Néanmoins, l’enjeu reste celui d’un indicateur adapté pour évaluer l’évolution de la consommation des pesticides. La décision de Gabriel Attal du 21 février 2024 de remplacer l’indicateur NODU5 par celui européen HRI-1 aurait pour but de calculer les impacts sanitaires et environnementaux des pesticides. « Sauf que ça ne marche pas du tout, c’est le pire indicateur qui existe. Ça ne distingue pas du tout les risques dans la réalité » affirme Aurélien Chayre. Cet indicateur, largement contesté par les ONG et les chercheurs, minimise la dangerosité des substances catégorisées comme étant les moins toxiques.
Avec que du bio, tout le monde meurt de faim ?

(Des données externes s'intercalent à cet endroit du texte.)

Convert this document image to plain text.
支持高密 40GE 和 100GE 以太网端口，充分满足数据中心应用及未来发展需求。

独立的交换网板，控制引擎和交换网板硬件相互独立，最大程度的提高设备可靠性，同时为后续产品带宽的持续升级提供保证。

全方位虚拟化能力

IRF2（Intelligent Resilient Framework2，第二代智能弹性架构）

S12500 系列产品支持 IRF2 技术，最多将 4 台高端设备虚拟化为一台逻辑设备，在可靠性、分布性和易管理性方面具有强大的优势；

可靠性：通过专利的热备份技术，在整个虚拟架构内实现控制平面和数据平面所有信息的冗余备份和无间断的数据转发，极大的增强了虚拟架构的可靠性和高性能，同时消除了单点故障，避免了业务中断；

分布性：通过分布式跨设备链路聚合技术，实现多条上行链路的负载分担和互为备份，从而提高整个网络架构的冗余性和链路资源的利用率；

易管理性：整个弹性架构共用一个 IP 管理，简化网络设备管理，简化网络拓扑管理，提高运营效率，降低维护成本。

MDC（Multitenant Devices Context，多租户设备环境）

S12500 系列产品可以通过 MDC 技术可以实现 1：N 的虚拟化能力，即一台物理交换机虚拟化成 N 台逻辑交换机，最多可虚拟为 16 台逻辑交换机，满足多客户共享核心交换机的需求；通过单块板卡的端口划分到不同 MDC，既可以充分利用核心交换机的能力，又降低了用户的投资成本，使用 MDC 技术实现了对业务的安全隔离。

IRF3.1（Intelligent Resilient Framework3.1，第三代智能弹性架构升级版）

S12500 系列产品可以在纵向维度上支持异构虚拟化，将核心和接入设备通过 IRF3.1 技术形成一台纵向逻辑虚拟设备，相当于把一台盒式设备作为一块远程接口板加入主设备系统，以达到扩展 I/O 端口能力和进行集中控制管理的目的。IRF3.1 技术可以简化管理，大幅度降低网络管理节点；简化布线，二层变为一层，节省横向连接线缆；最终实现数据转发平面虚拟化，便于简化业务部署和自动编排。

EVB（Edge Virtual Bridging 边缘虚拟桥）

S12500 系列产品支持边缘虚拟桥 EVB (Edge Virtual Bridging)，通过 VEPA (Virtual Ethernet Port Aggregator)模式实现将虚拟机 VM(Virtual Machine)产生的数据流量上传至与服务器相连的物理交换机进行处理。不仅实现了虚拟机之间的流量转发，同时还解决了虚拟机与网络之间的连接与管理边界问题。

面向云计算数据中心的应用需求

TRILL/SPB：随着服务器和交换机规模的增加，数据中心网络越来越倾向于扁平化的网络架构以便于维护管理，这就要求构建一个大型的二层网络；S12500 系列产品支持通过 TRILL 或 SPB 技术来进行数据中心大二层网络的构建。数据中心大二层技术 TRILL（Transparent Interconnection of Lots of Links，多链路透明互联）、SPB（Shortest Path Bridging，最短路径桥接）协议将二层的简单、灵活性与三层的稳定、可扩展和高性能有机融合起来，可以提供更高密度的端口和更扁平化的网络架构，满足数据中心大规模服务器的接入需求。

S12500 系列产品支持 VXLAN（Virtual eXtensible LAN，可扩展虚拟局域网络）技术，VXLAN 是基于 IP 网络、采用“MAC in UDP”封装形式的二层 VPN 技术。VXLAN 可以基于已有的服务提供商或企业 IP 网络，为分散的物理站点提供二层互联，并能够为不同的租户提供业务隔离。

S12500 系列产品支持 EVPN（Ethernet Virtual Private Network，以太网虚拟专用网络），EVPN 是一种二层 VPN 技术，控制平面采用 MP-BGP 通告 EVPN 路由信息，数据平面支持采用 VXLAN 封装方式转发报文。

C’est la question que Vincent lance lors de son entretien. Aurélien Chayre lui répond que « le bio a effectivement moins de rendement. La question à se poser c’est : si on passe au 100% bio demain, arrivera-t-on à nourrir tout le monde ? C’est moins sûr… ». Le scénario Afterres 2050 réalisé par Solagro y émet la condition d’une réduction de la consommation de protéines animales. L’Institut national de recherche pour l’agriculture, l’alimentation et l’environnement (INRAE) conseille également le développement du biocontrôle et de l’agroforesterie. Au même titre que la diversification des cultures et l’aide des agroéquipements pour assurer l’immunité des plantes. Grâce au bio, c’est une division par deux des émissions de gaz à effets de serre dans le secteur agricole qui est à prévoir !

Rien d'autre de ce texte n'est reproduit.